Je n'avais pour Vienne aucune lettre de recommandation: je n'y connaissais âme qui vie. Je me logeai provisoirement à l'hôtel, sauf à chercher le plus tôt possible une installation plus tranquille et moins coûteuse dans cette ville où j'allais passer des mois et où il fallait proportionner mon train de vie à mes ressources: un compagnon de voyage m'avait conseillé de me loger, si je le pouvais, dans une maison particulière, en pension bourgeoise. L'occasion s'offrit bientôt de mettre cet avis en pratique.

Pour rien au monde je n'aurais voulu que ma mère se privât pour engraisser mon petit pécule; d'ailleurs, eussé-je eu la moindre velléité d'une dépense inutile, que l'exemple d'une vie laborieuse comme la sienne eût suffi pour m'en ôter la tentation. Mon logement, ma nourriture et le théâtre où m'appelait nécessairement l'étude de mon art, c'était là tout mon budget, et, avec de l'ordre, le montant de ma pension pouvait y suffire.

Le premier ouvrage que je vis sur les affiches de l'Opéra de Vienne fut la Flûte enchantée de Mozart. J'y courus avec empressement, et pris un billet des places les moins chères, tout en haut de la salle. Pour modeste que fût ma place, je ne l'aurais pas donnée pour un empire.

C'était la première fois que j'entendais cette adorable partition de la Flûte enchantée. Je fus ravi. L'exécution fut excellente. C'était Otto Nicolaï qui dirigeait l'orchestre. Le rôle de la Reine de la nuit était supérieurement tenu par une cantatrice d'un très grand talent, madame Hasselt-Barth; celui du grand-prêtre Sarastro était chanté par un artiste d'une grande réputation, doué d'une voix admirable qu'il conduisait avec une grande méthode et un grand style: c'était Staudigl. Les autres rôles étaient tous tenus avec un très grand soin, et je me rappelle encore les charmantes voix des trois garçons qui remplissaient les rôles des trois génies.

Je fis passer au directeur ma carte de pensionnaire, et demandai si je pouvais le voir. Il m'envoya chercher, et je fus conduit vers lui sur le théâtre où il me présenta aux artistes, avec qui je me trouvai, dès lors, en relations assez suivies. Comme je ne savais pas un traître mot d'allemand et que la plupart d'entre eux ne parlaient guère mieux français, les premiers temps furent assez durs.

Par bonheur, je rencontrai sur la scène un des artistes de l'orchestre auquel Nicolaï me présenta également, et qui parlait français: il se nommait Lévy et était premier corniste,—père de Richard Lévy, qui était alors un enfant de quatorze ans, et qui a tenu depuis à l'Opéra de Vienne l'emploi de son père.—Il me fit charmant accueil et m'invita à venir le voir. En peu de temps, nous devînmes très bons amis. Il y avait dans la maison trois autres enfants: l'aîné, Carl Lévy, était pianiste de beaucoup de talent et compositeur distingué; le second, Gustave, est aujourd'hui éditeur de musique à Vienne, et la fille, Mélanie, charmante personne, avait épousé le harpiste Parish Alwars.

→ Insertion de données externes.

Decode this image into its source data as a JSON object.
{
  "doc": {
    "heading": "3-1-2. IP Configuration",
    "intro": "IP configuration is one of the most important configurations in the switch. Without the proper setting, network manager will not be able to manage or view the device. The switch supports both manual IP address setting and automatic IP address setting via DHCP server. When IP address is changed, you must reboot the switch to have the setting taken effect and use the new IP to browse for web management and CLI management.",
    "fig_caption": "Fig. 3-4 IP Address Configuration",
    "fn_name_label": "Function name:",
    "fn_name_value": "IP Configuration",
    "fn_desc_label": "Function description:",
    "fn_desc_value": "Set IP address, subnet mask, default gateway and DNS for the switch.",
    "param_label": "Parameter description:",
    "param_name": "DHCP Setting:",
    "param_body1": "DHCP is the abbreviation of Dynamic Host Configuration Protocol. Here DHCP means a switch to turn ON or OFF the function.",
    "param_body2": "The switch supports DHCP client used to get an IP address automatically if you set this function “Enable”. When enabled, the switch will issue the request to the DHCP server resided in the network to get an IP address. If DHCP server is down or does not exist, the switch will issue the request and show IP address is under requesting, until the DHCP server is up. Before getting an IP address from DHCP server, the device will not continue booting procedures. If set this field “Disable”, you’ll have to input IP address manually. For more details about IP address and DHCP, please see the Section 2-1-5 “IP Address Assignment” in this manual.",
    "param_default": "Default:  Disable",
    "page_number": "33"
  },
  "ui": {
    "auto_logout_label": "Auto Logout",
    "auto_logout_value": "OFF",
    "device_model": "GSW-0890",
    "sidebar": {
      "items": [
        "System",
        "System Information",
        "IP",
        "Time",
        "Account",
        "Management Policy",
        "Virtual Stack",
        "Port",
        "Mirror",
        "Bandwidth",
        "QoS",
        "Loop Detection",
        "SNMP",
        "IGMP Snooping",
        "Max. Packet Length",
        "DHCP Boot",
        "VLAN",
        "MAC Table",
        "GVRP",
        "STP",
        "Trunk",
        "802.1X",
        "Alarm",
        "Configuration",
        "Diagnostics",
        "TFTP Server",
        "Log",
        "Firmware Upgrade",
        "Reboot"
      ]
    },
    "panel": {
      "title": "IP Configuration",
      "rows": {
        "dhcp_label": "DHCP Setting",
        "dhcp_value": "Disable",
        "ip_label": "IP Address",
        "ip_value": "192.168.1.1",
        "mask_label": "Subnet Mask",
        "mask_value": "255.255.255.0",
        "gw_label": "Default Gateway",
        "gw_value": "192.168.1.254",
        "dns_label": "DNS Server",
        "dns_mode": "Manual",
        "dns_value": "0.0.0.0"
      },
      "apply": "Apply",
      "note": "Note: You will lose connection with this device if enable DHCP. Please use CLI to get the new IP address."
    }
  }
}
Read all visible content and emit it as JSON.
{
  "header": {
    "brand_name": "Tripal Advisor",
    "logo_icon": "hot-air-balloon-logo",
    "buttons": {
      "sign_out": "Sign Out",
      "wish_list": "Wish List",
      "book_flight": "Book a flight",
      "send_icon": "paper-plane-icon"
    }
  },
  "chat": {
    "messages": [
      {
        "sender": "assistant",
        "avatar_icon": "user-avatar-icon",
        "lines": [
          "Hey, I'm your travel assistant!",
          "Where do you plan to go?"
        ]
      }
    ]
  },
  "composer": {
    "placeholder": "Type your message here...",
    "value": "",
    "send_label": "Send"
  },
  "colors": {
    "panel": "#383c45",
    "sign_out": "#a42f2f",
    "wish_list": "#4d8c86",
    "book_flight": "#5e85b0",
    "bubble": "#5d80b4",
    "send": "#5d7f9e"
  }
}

Ce fut à lui que je dus d'entrer en relations, au bout de quelques semaines de séjour, avec le comte Stockhammer, l'un des hommes qui m'aient été le plus utiles à Vienne. Le comte Stockhammer était président de la Société philharmonique. Lévy, à qui j'avais fait entendre ma messe de Rome, me conduisit chez lui, et lui parla de ma messe en termes très favorables. Le comte m'offrit, avec un bienveillant empressement, de la faire exécuter, dans l'église Saint-Charles, par les solistes, les chœurs et l'orchestre de la société[3]. Le jour choisi fut le 14 septembre. On parut assez content de mon ouvrage, et le comte Stockhammer m'en donna sur-le-champ la preuve en me demandant une messe de requiem,—soli, chœurs et orchestre,—pour être exécutée dans la même église, le 2 novembre, fête de la Commémoration des morts.